For now, Ms. McMillan is cautiously optimistic. She will be working with the meeting partnership on short- and long-term solutions, providing insight into the true state of affairs inside the jail, and has been approached about possibly helping to update the inmate handbook.
“To me, [the meeting with Commissioner Ponte] was about this: the people who really want to make something work … will find a way to bridge the gap to understand the experiences that are being called into question and address them. And the only way that you can do that is to walk across the aisle,” Ms. McMillan said. “The actions on behalf of Commissioner Ponte were bold, unprecedented, an act of good faith, and ultimately [were] not just a conversation but provided an actionable follow-through that I had never expected.”
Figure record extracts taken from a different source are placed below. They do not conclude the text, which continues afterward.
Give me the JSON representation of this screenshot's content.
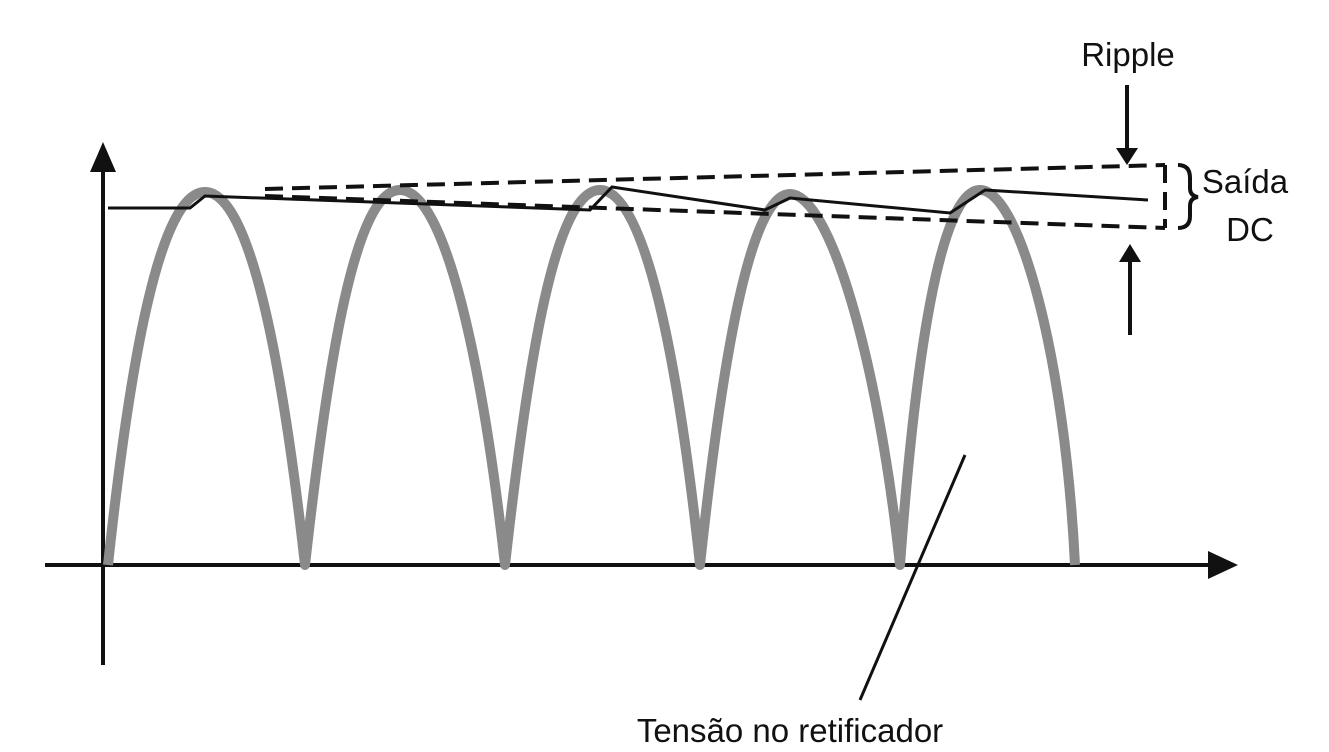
{
  "labels": {
    "ripple": "Ripple",
    "output_line1": "Saída",
    "output_line2": "DC",
    "rectifier": "Tensão no retificador"
  }
}
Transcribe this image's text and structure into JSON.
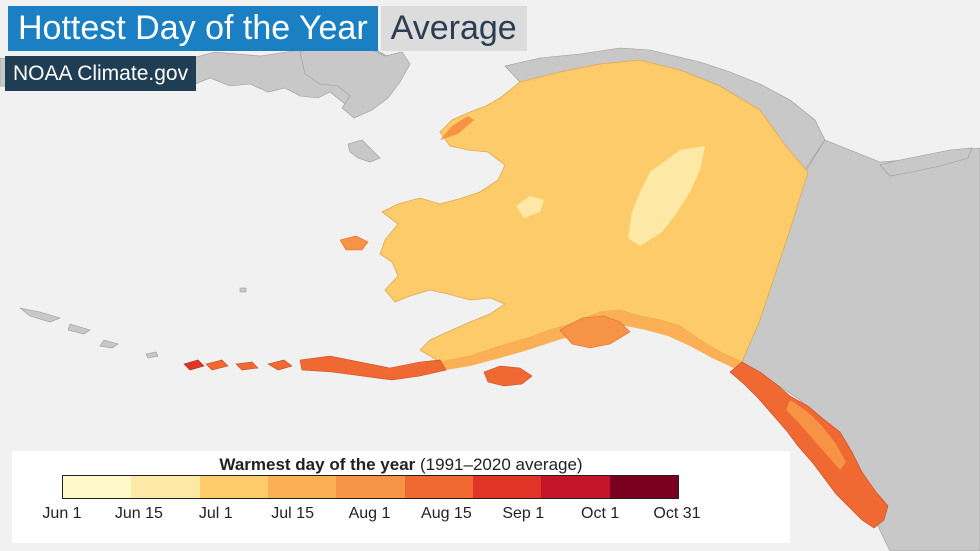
{
  "header": {
    "title": "Hottest Day of the Year",
    "subtitle": "Average",
    "credit": "NOAA Climate.gov"
  },
  "legend": {
    "title_bold": "Warmest day of the year",
    "title_rest": " (1991–2020 average)",
    "ticks": [
      "Jun 1",
      "Jun 15",
      "Jul 1",
      "Jul 15",
      "Aug 1",
      "Aug 15",
      "Sep 1",
      "Oct 1",
      "Oct 31"
    ],
    "colors": [
      "#fff8c8",
      "#fde8a6",
      "#fdcb6a",
      "#fcb055",
      "#f79344",
      "#f06932",
      "#e03427",
      "#c4142a",
      "#7a0020"
    ]
  },
  "map_colors": {
    "background": "#f1f1f1",
    "neighbor_land": "#c8c8c8",
    "alaska_main": "#fdcb6a",
    "alaska_cool": "#fde8a6",
    "coast_warm": "#fcb055",
    "coast_hot": "#f79344",
    "coast_hottest": "#f06932"
  }
}
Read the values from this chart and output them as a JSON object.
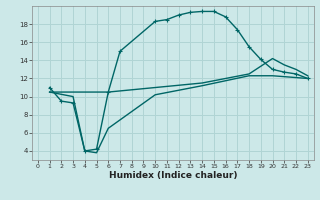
{
  "xlabel": "Humidex (Indice chaleur)",
  "bg_color": "#cce8e8",
  "grid_color": "#b0d4d4",
  "line_color": "#006666",
  "xlim": [
    -0.5,
    23.5
  ],
  "ylim": [
    3.0,
    20.0
  ],
  "xticks": [
    0,
    1,
    2,
    3,
    4,
    5,
    6,
    7,
    8,
    9,
    10,
    11,
    12,
    13,
    14,
    15,
    16,
    17,
    18,
    19,
    20,
    21,
    22,
    23
  ],
  "yticks": [
    4,
    6,
    8,
    10,
    12,
    14,
    16,
    18
  ],
  "line1_x": [
    1,
    2,
    3,
    4,
    5,
    6,
    7,
    10,
    11,
    12,
    13,
    14,
    15,
    16,
    17,
    18,
    19,
    20,
    21,
    22,
    23
  ],
  "line1_y": [
    11,
    9.5,
    9.3,
    4.0,
    4.2,
    10.5,
    15.0,
    18.3,
    18.5,
    19.0,
    19.3,
    19.4,
    19.4,
    18.8,
    17.4,
    15.5,
    14.1,
    13.0,
    12.7,
    12.5,
    12.0
  ],
  "line2_x": [
    1,
    6,
    14,
    18,
    20,
    21,
    22,
    23
  ],
  "line2_y": [
    10.5,
    10.5,
    11.5,
    12.5,
    14.2,
    13.5,
    13.0,
    12.3
  ],
  "line3_x": [
    1,
    3,
    4,
    5,
    6,
    10,
    14,
    18,
    20,
    21,
    22,
    23
  ],
  "line3_y": [
    10.5,
    10.0,
    4.0,
    3.8,
    6.5,
    10.2,
    11.2,
    12.3,
    12.3,
    12.2,
    12.1,
    12.0
  ],
  "xlabel_fontsize": 6.5,
  "tick_fontsize": 5.0,
  "lw": 1.0,
  "ms": 3.0
}
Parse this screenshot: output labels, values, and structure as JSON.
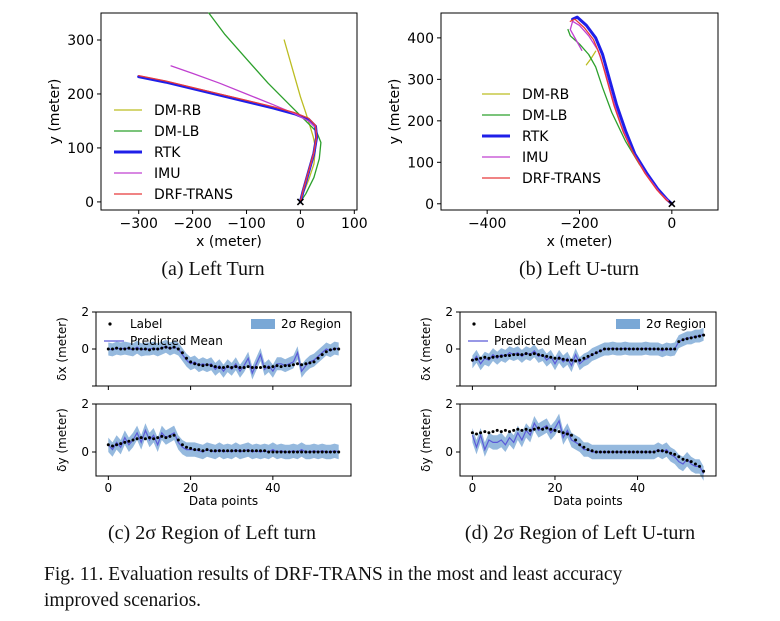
{
  "captions": {
    "a": "(a) Left Turn",
    "b": "(b) Left U-turn",
    "c": "(c) 2σ Region of Left turn",
    "d": "(d) 2σ Region of Left U-turn",
    "figure_line1": "Fig. 11.   Evaluation results of DRF-TRANS in the most and least accuracy",
    "figure_line2": "improved scenarios."
  },
  "chart_data": [
    {
      "id": "a",
      "type": "line",
      "xlabel": "x (meter)",
      "ylabel": "y (meter)",
      "xlim": [
        -370,
        105
      ],
      "ylim": [
        -15,
        350
      ],
      "xticks": [
        -300,
        -200,
        -100,
        0,
        100
      ],
      "yticks": [
        0,
        100,
        200,
        300
      ],
      "legend_position": "left",
      "series": [
        {
          "name": "DM-RB",
          "color": "#bcbd22",
          "width": 1.3,
          "x": [
            -30,
            -20,
            -10,
            0,
            10,
            18,
            24,
            28,
            25,
            15,
            5,
            0
          ],
          "y": [
            300,
            265,
            230,
            195,
            165,
            140,
            120,
            100,
            70,
            40,
            15,
            0
          ]
        },
        {
          "name": "DM-LB",
          "color": "#2ca02c",
          "width": 1.3,
          "x": [
            -170,
            -140,
            -100,
            -60,
            -20,
            10,
            30,
            38,
            35,
            25,
            10,
            0
          ],
          "y": [
            350,
            310,
            265,
            220,
            180,
            150,
            130,
            110,
            80,
            45,
            15,
            0
          ]
        },
        {
          "name": "RTK",
          "color": "#1f1fe8",
          "width": 3,
          "x": [
            -300,
            -250,
            -200,
            -150,
            -100,
            -50,
            -10,
            15,
            28,
            30,
            25,
            15,
            5,
            0
          ],
          "y": [
            232,
            222,
            210,
            198,
            186,
            174,
            163,
            153,
            140,
            120,
            90,
            55,
            20,
            0
          ]
        },
        {
          "name": "IMU",
          "color": "#c040d0",
          "width": 1.3,
          "x": [
            -240,
            -200,
            -150,
            -100,
            -50,
            -10,
            15,
            28,
            30,
            25,
            15,
            5,
            0
          ],
          "y": [
            252,
            238,
            220,
            200,
            180,
            163,
            150,
            138,
            120,
            90,
            55,
            20,
            0
          ]
        },
        {
          "name": "DRF-TRANS",
          "color": "#e8393a",
          "width": 1.3,
          "x": [
            -300,
            -250,
            -200,
            -150,
            -100,
            -50,
            -10,
            15,
            28,
            30,
            25,
            15,
            5,
            0
          ],
          "y": [
            234,
            224,
            212,
            200,
            188,
            176,
            165,
            155,
            142,
            122,
            92,
            57,
            22,
            0
          ]
        }
      ],
      "markers": [
        {
          "x": 0,
          "y": 0,
          "symbol": "x"
        }
      ]
    },
    {
      "id": "b",
      "type": "line",
      "xlabel": "x (meter)",
      "ylabel": "y (meter)",
      "xlim": [
        -500,
        100
      ],
      "ylim": [
        -15,
        460
      ],
      "xticks": [
        -400,
        -200,
        0
      ],
      "yticks": [
        0,
        100,
        200,
        300,
        400
      ],
      "legend_position": "left",
      "series": [
        {
          "name": "DM-RB",
          "color": "#bcbd22",
          "width": 1.3,
          "x": [
            -185,
            -175,
            -165
          ],
          "y": [
            335,
            350,
            368
          ]
        },
        {
          "name": "DM-LB",
          "color": "#2ca02c",
          "width": 1.3,
          "x": [
            -225,
            -220,
            -200,
            -180,
            -165,
            -150,
            -130,
            -100,
            -70,
            -40,
            -15,
            0
          ],
          "y": [
            420,
            405,
            385,
            360,
            330,
            280,
            220,
            150,
            95,
            50,
            15,
            0
          ]
        },
        {
          "name": "RTK",
          "color": "#1f1fe8",
          "width": 3,
          "x": [
            -215,
            -205,
            -185,
            -165,
            -150,
            -135,
            -120,
            -100,
            -80,
            -55,
            -30,
            -10,
            0
          ],
          "y": [
            445,
            450,
            430,
            400,
            360,
            300,
            240,
            175,
            120,
            75,
            35,
            10,
            0
          ]
        },
        {
          "name": "IMU",
          "color": "#c040d0",
          "width": 1.3,
          "x": [
            -195,
            -205,
            -220,
            -215,
            -200,
            -180,
            -160,
            -145,
            -130,
            -110,
            -85,
            -55,
            -25,
            0
          ],
          "y": [
            370,
            390,
            420,
            440,
            430,
            405,
            370,
            320,
            260,
            190,
            125,
            70,
            25,
            0
          ]
        },
        {
          "name": "DRF-TRANS",
          "color": "#e8393a",
          "width": 1.3,
          "x": [
            -220,
            -210,
            -190,
            -170,
            -155,
            -140,
            -125,
            -105,
            -82,
            -58,
            -32,
            -12,
            0
          ],
          "y": [
            440,
            445,
            425,
            396,
            356,
            296,
            236,
            172,
            118,
            73,
            33,
            9,
            0
          ]
        }
      ],
      "markers": [
        {
          "x": 0,
          "y": 0,
          "symbol": "x"
        }
      ]
    },
    {
      "id": "c",
      "type": "line",
      "xlabel": "Data points",
      "xlim": [
        -3,
        59
      ],
      "xticks": [
        0,
        20,
        40
      ],
      "panels": [
        {
          "ylabel": "δx (meter)",
          "ylim": [
            -2,
            2
          ],
          "yticks": [
            -2,
            0,
            2
          ],
          "ytick_labels": [
            "",
            "0",
            "2"
          ],
          "legend": {
            "label": "Label",
            "mean": "Predicted Mean",
            "band": "2σ Region"
          },
          "label_values": [
            0,
            0,
            0.05,
            0,
            0,
            0.05,
            0,
            0,
            0,
            0,
            -0.05,
            0,
            0,
            0.05,
            0.1,
            0.05,
            0.1,
            0,
            -0.2,
            -0.5,
            -0.7,
            -0.8,
            -0.85,
            -0.9,
            -0.85,
            -0.9,
            -0.95,
            -1,
            -1,
            -0.95,
            -1,
            -0.95,
            -1,
            -1,
            -0.95,
            -1,
            -1,
            -1,
            -0.95,
            -1,
            -0.95,
            -0.9,
            -0.95,
            -0.9,
            -0.9,
            -0.85,
            -0.8,
            -0.85,
            -0.8,
            -0.75,
            -0.7,
            -0.5,
            -0.3,
            -0.15,
            -0.05,
            0,
            0
          ],
          "mean_values": [
            0,
            -0.05,
            0.05,
            0,
            0.05,
            0,
            -0.05,
            0.1,
            -0.05,
            0,
            0,
            0.05,
            -0.05,
            0.05,
            0.15,
            0,
            0.1,
            0,
            -0.3,
            -0.6,
            -0.8,
            -0.7,
            -0.9,
            -0.8,
            -0.9,
            -0.8,
            -1.1,
            -0.9,
            -1.2,
            -0.9,
            -1.1,
            -0.8,
            -1.2,
            -0.9,
            -0.5,
            -1.3,
            -0.8,
            -0.3,
            -1.1,
            -0.9,
            -1.2,
            -0.8,
            -0.8,
            -0.9,
            -0.8,
            -0.7,
            -0.2,
            -1.2,
            -0.9,
            -0.7,
            -0.6,
            -0.4,
            -0.2,
            0,
            -0.1,
            0.05,
            0
          ],
          "band_sigma": 0.35
        },
        {
          "ylabel": "δy (meter)",
          "ylim": [
            -1,
            2
          ],
          "yticks": [
            0,
            2
          ],
          "ytick_labels": [
            "0",
            "2"
          ],
          "label_values": [
            0.3,
            0.25,
            0.3,
            0.35,
            0.4,
            0.45,
            0.5,
            0.55,
            0.6,
            0.55,
            0.6,
            0.55,
            0.6,
            0.65,
            0.6,
            0.65,
            0.7,
            0.5,
            0.3,
            0.2,
            0.15,
            0.1,
            0.1,
            0.05,
            0.1,
            0.05,
            0.05,
            0.05,
            0.05,
            0.05,
            0.05,
            0.05,
            0.05,
            0.05,
            0.05,
            0.05,
            0.05,
            0.05,
            0.05,
            0,
            0,
            0,
            0,
            0,
            0,
            0,
            0,
            0,
            0,
            0,
            0,
            0,
            0,
            0,
            0,
            0,
            0
          ],
          "mean_values": [
            0.3,
            0.1,
            0.4,
            0.2,
            0.6,
            0.3,
            0.5,
            0.8,
            0.4,
            0.9,
            0.5,
            0.7,
            0.3,
            0.8,
            0.6,
            0.7,
            0.8,
            0.4,
            0.2,
            0.1,
            0.1,
            0.1,
            0.05,
            0,
            0.1,
            0.05,
            0,
            0.1,
            0,
            0.05,
            0,
            0.1,
            0,
            0.05,
            0.1,
            0,
            0.05,
            0,
            0.05,
            0,
            0.1,
            0,
            0.05,
            0,
            0,
            0.05,
            0,
            0.1,
            0,
            0,
            0.05,
            0,
            0.05,
            0,
            0,
            0.05,
            0
          ],
          "band_sigma": 0.3
        }
      ]
    },
    {
      "id": "d",
      "type": "line",
      "xlabel": "Data points",
      "xlim": [
        -3,
        59
      ],
      "xticks": [
        0,
        20,
        40
      ],
      "panels": [
        {
          "ylabel": "δx (meter)",
          "ylim": [
            -2,
            2
          ],
          "yticks": [
            -2,
            0,
            2
          ],
          "ytick_labels": [
            "",
            "0",
            "2"
          ],
          "legend": {
            "label": "Label",
            "mean": "Predicted Mean",
            "band": "2σ Region"
          },
          "label_values": [
            -0.6,
            -0.55,
            -0.5,
            -0.45,
            -0.5,
            -0.45,
            -0.4,
            -0.4,
            -0.35,
            -0.35,
            -0.3,
            -0.3,
            -0.3,
            -0.25,
            -0.3,
            -0.25,
            -0.3,
            -0.35,
            -0.4,
            -0.45,
            -0.5,
            -0.5,
            -0.55,
            -0.6,
            -0.6,
            -0.65,
            -0.6,
            -0.5,
            -0.4,
            -0.3,
            -0.2,
            -0.1,
            0,
            0,
            0,
            0,
            0,
            0,
            0,
            0,
            0,
            0,
            0,
            0,
            0,
            0,
            0,
            0,
            0,
            0,
            0.4,
            0.5,
            0.55,
            0.6,
            0.65,
            0.7,
            0.75
          ],
          "mean_values": [
            -0.7,
            -0.4,
            -0.8,
            -0.5,
            -0.6,
            -0.3,
            -0.5,
            -0.3,
            -0.4,
            -0.2,
            -0.3,
            -0.2,
            -0.4,
            -0.2,
            -0.3,
            -0.1,
            -0.4,
            -0.3,
            -0.6,
            -0.4,
            -0.8,
            -0.4,
            -0.7,
            -0.5,
            -0.9,
            -0.3,
            -0.8,
            -0.6,
            -0.5,
            -0.3,
            -0.2,
            -0.1,
            0,
            0,
            0.05,
            0,
            0,
            0.05,
            0,
            0,
            0,
            0,
            0.05,
            0,
            0,
            0,
            -0.1,
            0,
            -0.05,
            0,
            0.4,
            0.5,
            0.6,
            0.6,
            0.7,
            0.7,
            0.8
          ],
          "band_sigma": 0.35
        },
        {
          "ylabel": "δy (meter)",
          "ylim": [
            -1,
            2
          ],
          "yticks": [
            0,
            2
          ],
          "ytick_labels": [
            "0",
            "2"
          ],
          "label_values": [
            0.8,
            0.75,
            0.8,
            0.85,
            0.8,
            0.85,
            0.9,
            0.85,
            0.9,
            0.85,
            0.9,
            0.95,
            0.9,
            0.95,
            0.9,
            0.95,
            1,
            0.95,
            1,
            0.95,
            0.9,
            0.85,
            0.8,
            0.75,
            0.7,
            0.5,
            0.3,
            0.2,
            0.1,
            0.05,
            0,
            0,
            0,
            0,
            0,
            0,
            0,
            0,
            0,
            0,
            0,
            0,
            0,
            0,
            0,
            0.05,
            0.05,
            0,
            -0.05,
            -0.1,
            -0.2,
            -0.3,
            -0.35,
            -0.4,
            -0.5,
            -0.6,
            -0.8
          ],
          "mean_values": [
            0.7,
            0.2,
            0.7,
            0.1,
            0.5,
            0.4,
            0.4,
            0.5,
            0.3,
            0.6,
            0.4,
            0.8,
            0.5,
            0.9,
            0.7,
            1.2,
            0.9,
            1,
            1.1,
            0.8,
            1,
            1.3,
            0.6,
            0.9,
            0.5,
            0.4,
            0.3,
            0.1,
            0.1,
            0,
            0,
            0,
            0,
            0,
            0,
            0,
            0,
            0,
            0,
            0,
            0,
            0,
            0,
            0,
            0,
            0.1,
            0,
            0.1,
            -0.1,
            -0.2,
            -0.4,
            -0.5,
            -0.3,
            -0.5,
            -0.6,
            -0.6,
            -0.9
          ],
          "band_sigma": 0.3
        }
      ]
    }
  ]
}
It remains to be seen whether her ambitious goals can meet her high expectations, but only the future can tell where this union of activist and state will lead. Ms. McMillan shows her typical positivity, however: “I think over the month we’ll see how far he’s willing to go … [but] I have faith in that.”
[The headline of this article has been changed to better reflect the views expressed by Cecily McMillan.]